Everything I read from well-informed sources and all the figures I see from the Pinellas Realtor Organization and others, indicate to me that perhaps we in the Tampa Bay area are at the end of the beginning of this real estate cycle. We're still treading water, but the rescue might happen pretty quickly. Here's what I think we will see in the next 18 months or so ...
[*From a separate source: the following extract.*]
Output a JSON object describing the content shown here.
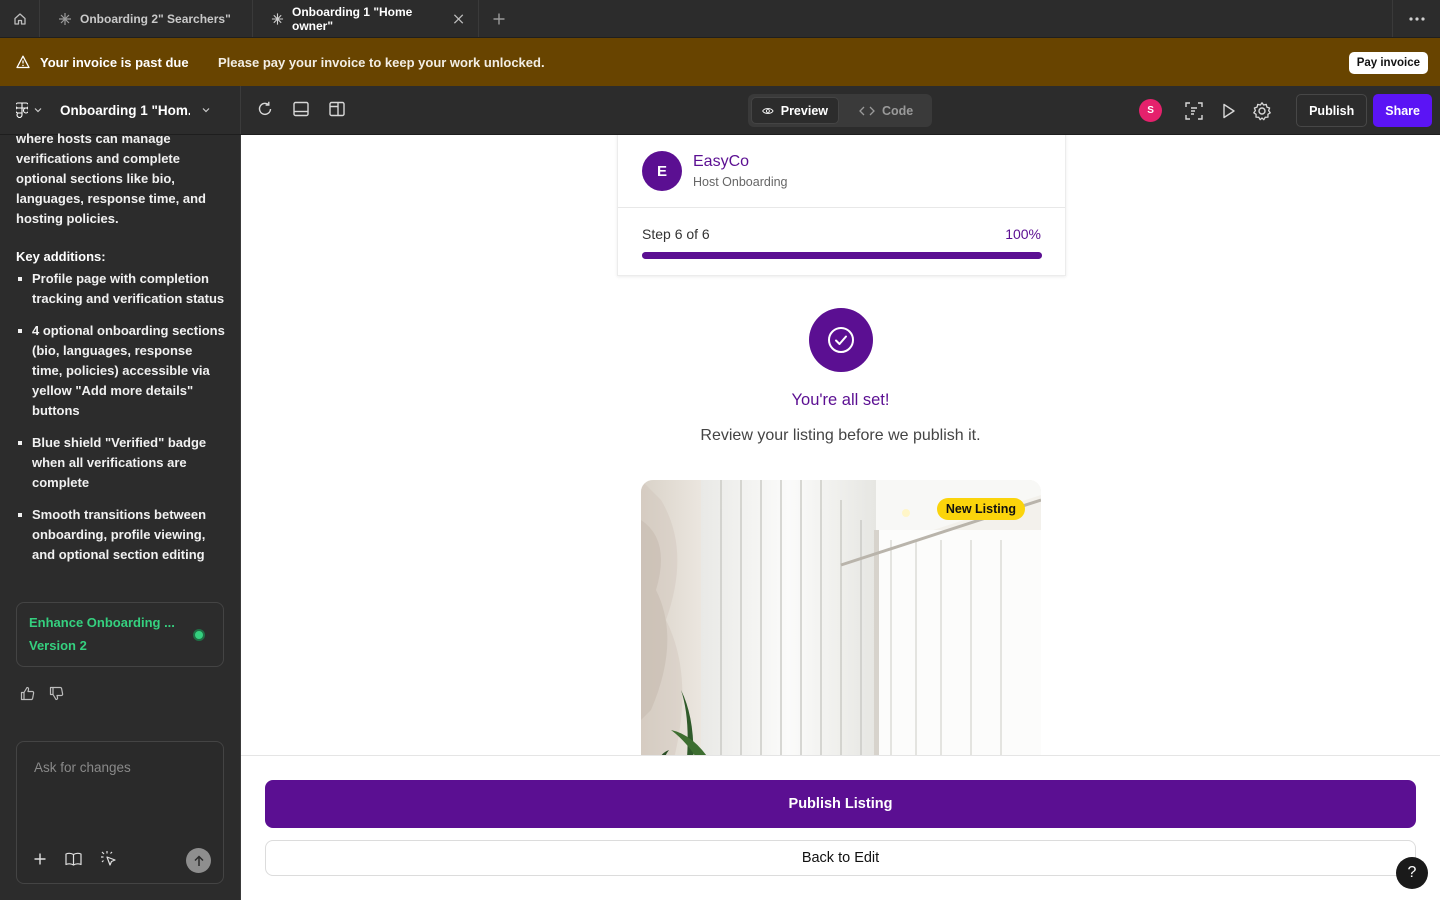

  • I think residential prices will continue to fall for the rest of this year, but I believe the pace of the price declines will begin to slow soon. In the past year we have seen prices drop about 18 percent over the previous year. That kind of price adjustment can't continue much longer, any more than the double digit increases of 2004 and 2005 could have been sustained. I think prices are close to bottoming out, but still have a way to go before stabilizing. So if you've been holding your breath waiting for prices to drop, well, I think now you can start exhaling some of that air.
  • As prices stabilize at lower levels, more and more buyers will come back into the marketplace. These buyers will make offers based on the then current market conditions, and sellers will be forced to accept these offers thus setting new and affordable market levels for housing.
  • As residential prices become more affordable, the current inventories of unsold properties will be reduced through normal market activity. Pent-up buyer demand, however, will mean that these properties will be sold quite quickly. Once the buying starts in earnest, I think a lot of inventory will be sold in about a one year period starting in late 2008 or early 2009.
  • Eventually the market will reach a level of equilibrium and there will be a five to six month inventory of unsold property on the market. It will not be a buyer's market or a seller's market, just a market in equilibrium with normal buying and selling activity similar in many ways to market conditions in the years before the "great run-up".
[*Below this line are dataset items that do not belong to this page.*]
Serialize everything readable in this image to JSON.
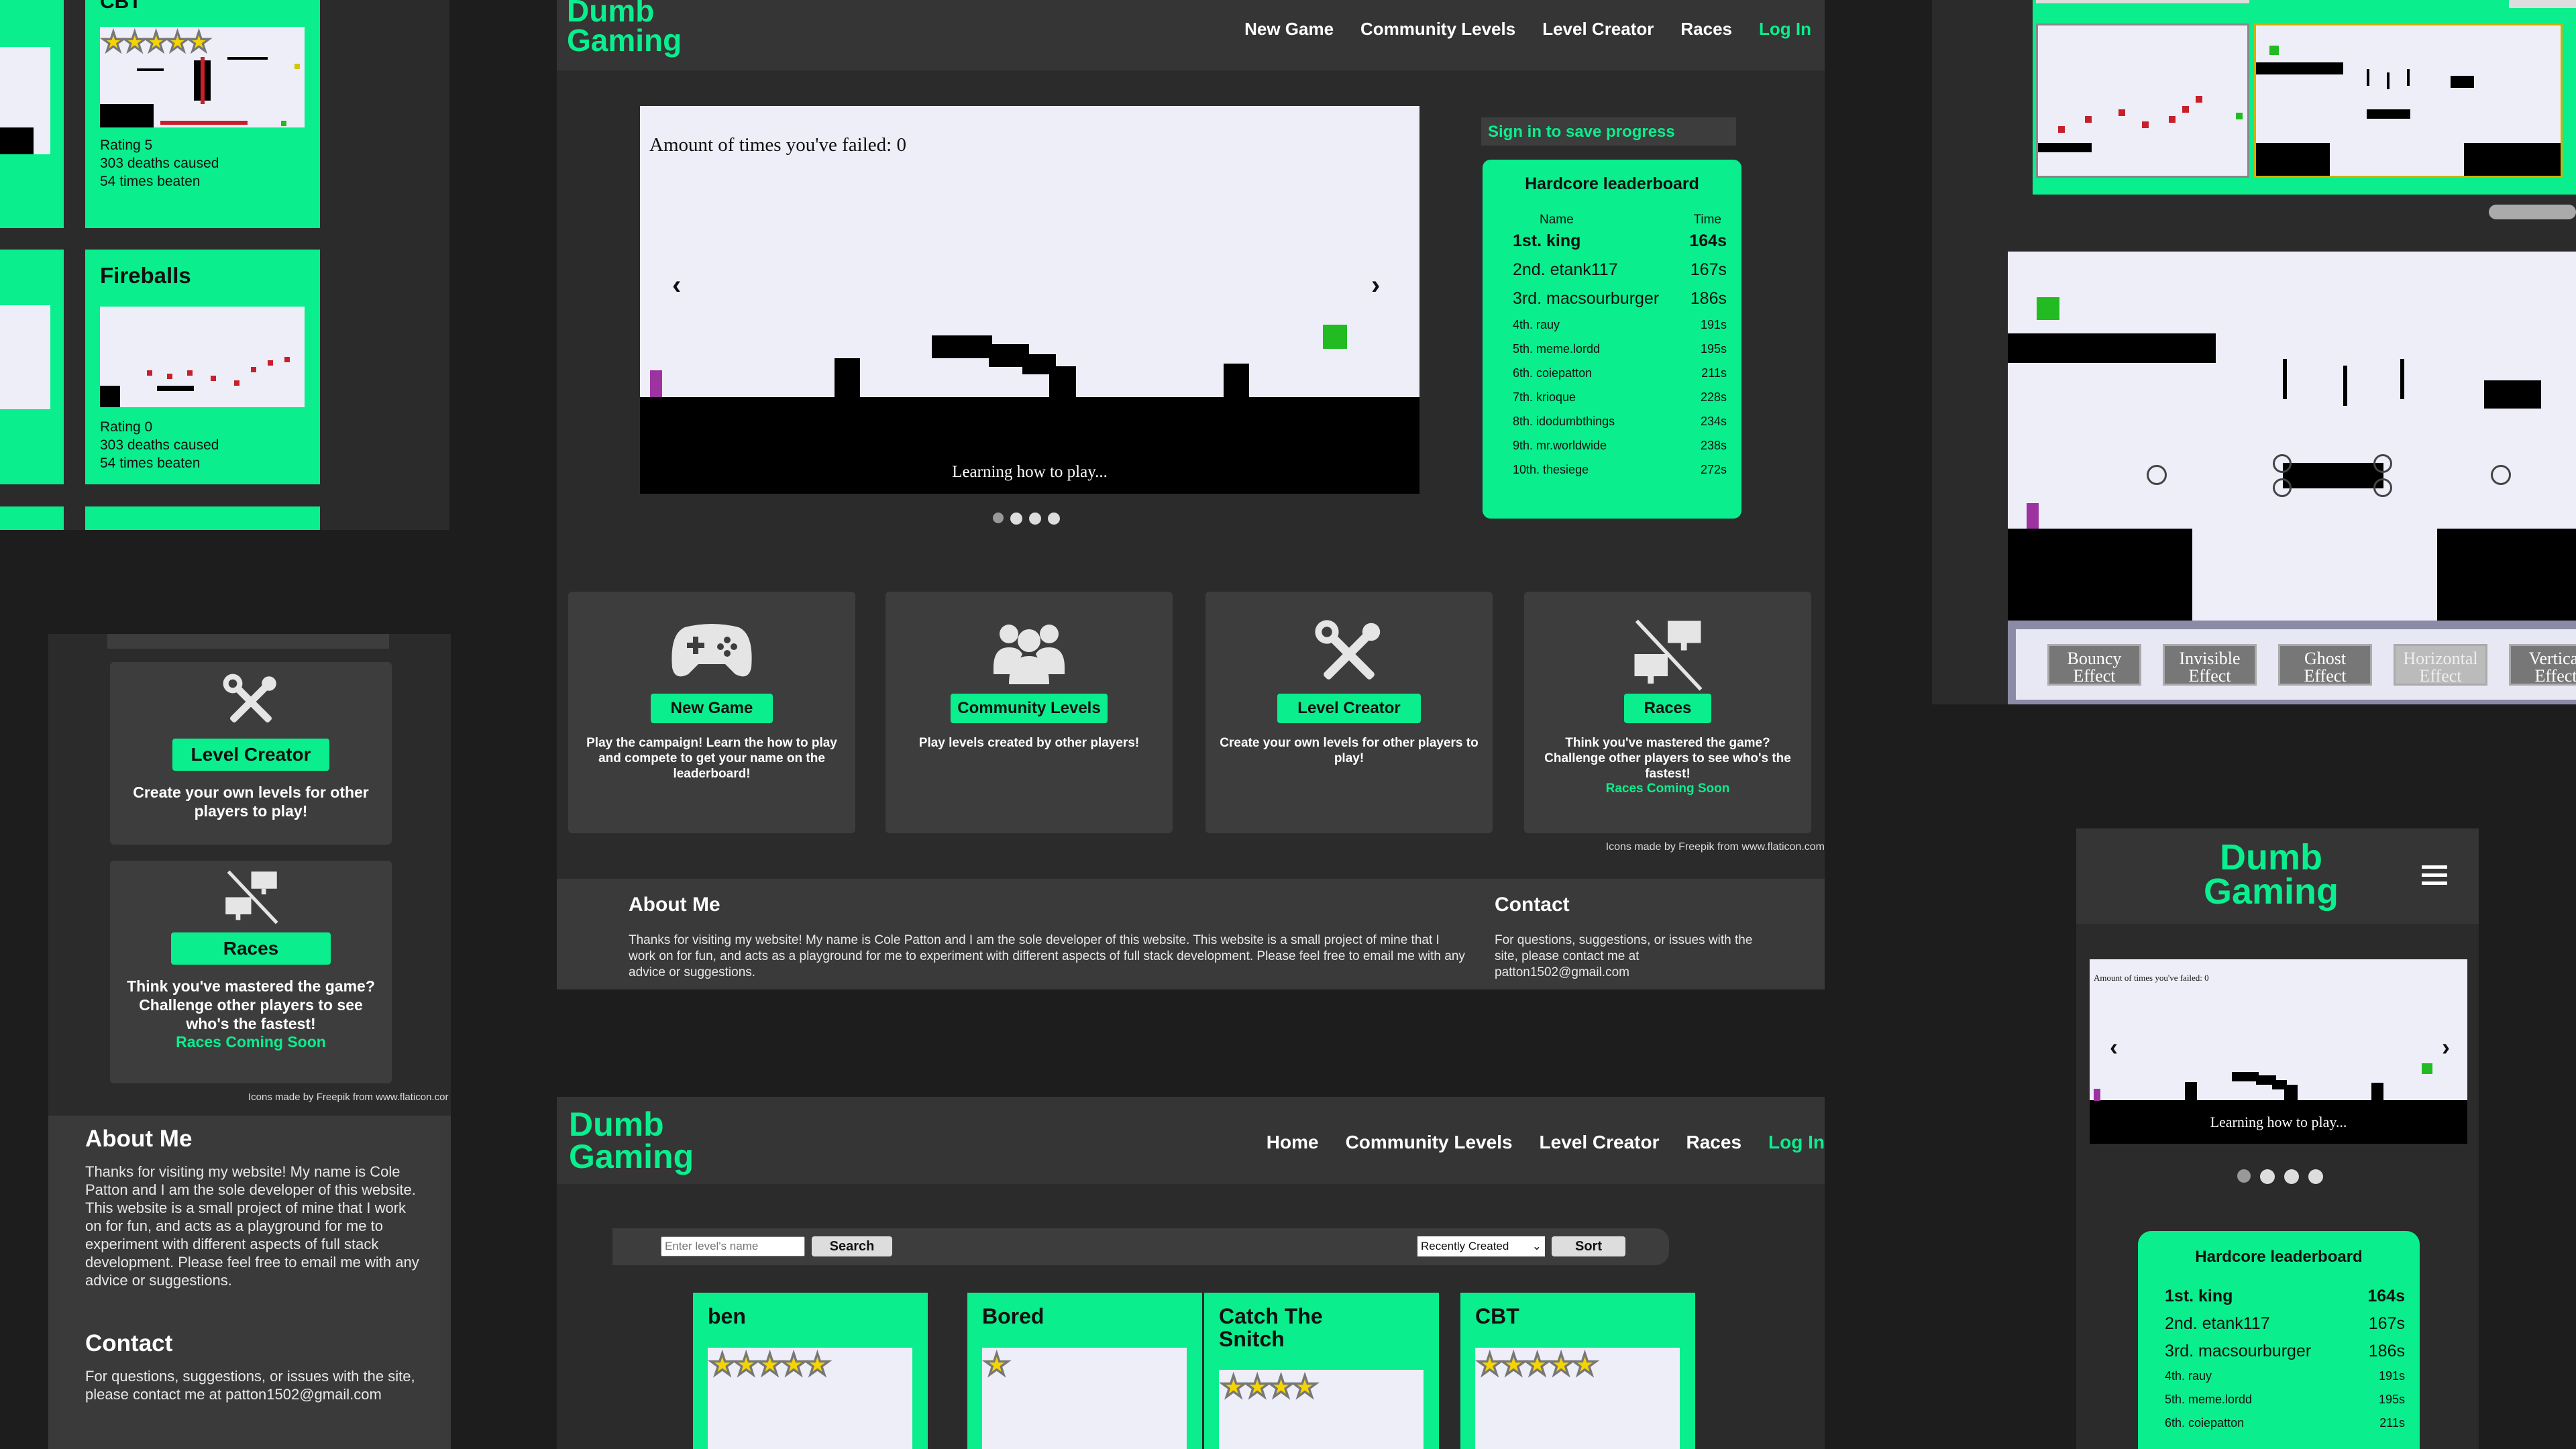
{
  "brand": {
    "logo_line1": "Dumb",
    "logo_line2": "Gaming"
  },
  "nav_main": {
    "items": [
      "New Game",
      "Community Levels",
      "Level Creator",
      "Races"
    ],
    "login": "Log In"
  },
  "nav_community": {
    "items": [
      "Home",
      "Community Levels",
      "Level Creator",
      "Races"
    ],
    "login": "Log In"
  },
  "game": {
    "fail_text": "Amount of times you've failed: 0",
    "caption": "Learning how to play...",
    "prev": "‹",
    "next": "›"
  },
  "sign_in": "Sign in to save progress",
  "leaderboard": {
    "title": "Hardcore leaderboard",
    "col_name": "Name",
    "col_time": "Time",
    "rows": [
      {
        "name": "1st. king",
        "time": "164s"
      },
      {
        "name": "2nd. etank117",
        "time": "167s"
      },
      {
        "name": "3rd. macsourburger",
        "time": "186s"
      },
      {
        "name": "4th. rauy",
        "time": "191s"
      },
      {
        "name": "5th. meme.lordd",
        "time": "195s"
      },
      {
        "name": "6th. coiepatton",
        "time": "211s"
      },
      {
        "name": "7th. krioque",
        "time": "228s"
      },
      {
        "name": "8th. idodumbthings",
        "time": "234s"
      },
      {
        "name": "9th. mr.worldwide",
        "time": "238s"
      },
      {
        "name": "10th. thesiege",
        "time": "272s"
      }
    ]
  },
  "cards": [
    {
      "button": "New Game",
      "desc": "Play the campaign! Learn the how to play and compete to get your name on the leaderboard!",
      "extra": "",
      "icon": "gamepad-icon"
    },
    {
      "button": "Community Levels",
      "desc": "Play levels created by other players!",
      "extra": "",
      "icon": "users-icon"
    },
    {
      "button": "Level Creator",
      "desc": "Create your own levels for other players to play!",
      "extra": "",
      "icon": "tools-icon"
    },
    {
      "button": "Races",
      "desc": "Think you've mastered the game? Challenge other players to see who's the fastest!",
      "extra": "Races Coming Soon",
      "icon": "no-monitors-icon"
    }
  ],
  "credit": "Icons made by Freepik from www.flaticon.com",
  "credit_cut": "Icons made by Freepik from www.flaticon.cor",
  "about": {
    "title": "About Me",
    "text": "Thanks for visiting my website! My name is Cole Patton and I am the sole developer of this website. This website is a small project of mine that I work on for fun, and acts as a playground for me to experiment with different aspects of full stack development. Please feel free to email me with any advice or suggestions."
  },
  "contact": {
    "title": "Contact",
    "text": "For questions, suggestions, or issues with the site, please contact me at patton1502@gmail.com"
  },
  "search": {
    "placeholder": "Enter level's name",
    "search_btn": "Search",
    "sort_value": "Recently Created",
    "sort_btn": "Sort"
  },
  "levels": [
    {
      "title": "ben",
      "stars": 5
    },
    {
      "title": "Bored",
      "stars": 1
    },
    {
      "title": "Catch The Snitch",
      "stars": 4
    },
    {
      "title": "CBT",
      "stars": 5
    }
  ],
  "side_levels": [
    {
      "title": "CBT",
      "rating": "Rating 5",
      "deaths": "303 deaths caused",
      "beaten": "54 times beaten"
    },
    {
      "title": "Fireballs",
      "rating": "Rating 0",
      "deaths": "303 deaths caused",
      "beaten": "54 times beaten"
    }
  ],
  "effects": [
    "Bouncy Effect",
    "Invisible Effect",
    "Ghost Effect",
    "Horizontal Effect",
    "Vertical Effect"
  ],
  "mobile": {
    "fail_text": "Amount of times you've failed: 0",
    "caption": "Learning how to play..."
  }
}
My crystal ball, which has been dark for so many months, tells me we will have a prolonged period of market equilibrium probably beginning about 2010. The ball tells me there will not be a V-shaped recovery as some analysts have predicted in which the market looses value quickly, hits bottom hard, and then rockets skyward almost immediately. Rather, the old ball predicts a recovery that will be more check mark-shaped in which the bottom of the market is reached fairly steeply (as we now see), then gives us a long period in which conditions remain fairly flat with a slow and gradual upturn in prices.

Of course, the old crystal ball comes with a few disclaimers in bold print. All these predictions assume that mortgage interest rates remain affordable and mortgage funds remain available. I think they will because certain safeguards have been enacted recently and it is to the advantage of mortgage bankers to continue to make mortgage loans -- after all, that's one of their primary sources of income.

The disclaimer also assumes that government somehow finds the ability to reduce its size and costs and to enact a simple, fair and equitable property tax system in Florida for all residents.

The disclaimer further assumes that the State of Florida can find some kind of justifiable and affordable method of offering windstorm insurance to property owners through the private sector rather than endangering the financial health of the entire state by public sector funding of this insurance.

Finally, the disclaimer assumes that recession fever doesn't last too long in the overall American economy. Simply put, people don't buy houses when there is a recession.

There you have it, some good news albeit tempered a bit with some long-standing problems that still remain worrisome. Like I said, it's the end of the beginning.

Given this kind of news, if I was a buyer I'd go house hunting right now while the selection is at its best and sellers are willing to negotiate. This may be the best time to buy in years.